Abstract:
The main factor that determines the weather and climate on the surface of the earth is the
time variation of the position of the overhead sun. This single factor determines the time
of the day or night, variation of earth‘s surface temperature, prevailing wind direction
and therefore precipitation, weather and climate. The locus of the overhead sun as
described by the solar-declination from a reference point on the earth surface can be
accurately calculated astronomically at all times. This makes it possible to predict most
weather parameters, using weather and climate models. We have in this study used a
second important factor to account for the natural climate variability as the time variation
of the overhead moon as described in a similar manner by the lunar declination.

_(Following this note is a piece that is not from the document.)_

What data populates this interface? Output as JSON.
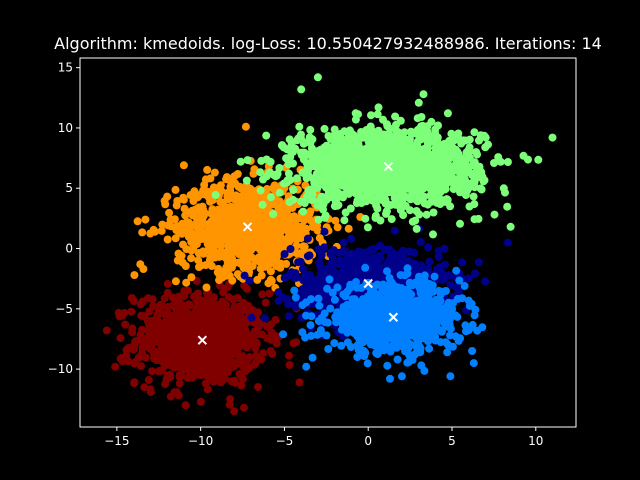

This study demonstrates that the presence of enhanced atmospheric tides resulting from
lunar-solar geometry is a key factor when used to predict the temporal distribution of
rainfall amounts. Solar and lunar declination values obtained from ephemeris available
from National Aeronautics Space Agency (NASA) have been used to compute the
relative magnitude and duration of the tidal effect in the atmosphere for the period 1959
to 2005 over Nairobi. The impact of the tidal effect has been assessed by statistical
modeling of Kenya rainfall against the conventional climate variability indices such as
the Southern Oscillation Index (SOI) and Quasi-Biennial Oscillation (QBO) as well as
modeling against parameters derived from the tidal effect. We have found that while
conventional variability indices provide a method to explain past variability, their values
are unknown for the purpose of projection into the future. We have therefore in this
study used statistical modeling technique to obtain future rainfall amounts with
covariates and factors derived from the lunar-solar geometry. The main advantage of lunar-solar parameters is that their values can be calculated accurately at all times and
have therefore been used to carry out a projection of monthly rainfall amounts in Kenya
for the period 1901 to 2020. The statistical model reveals an increase in frequency and
intensity of severe hydrology events for the period 2018 to 2020.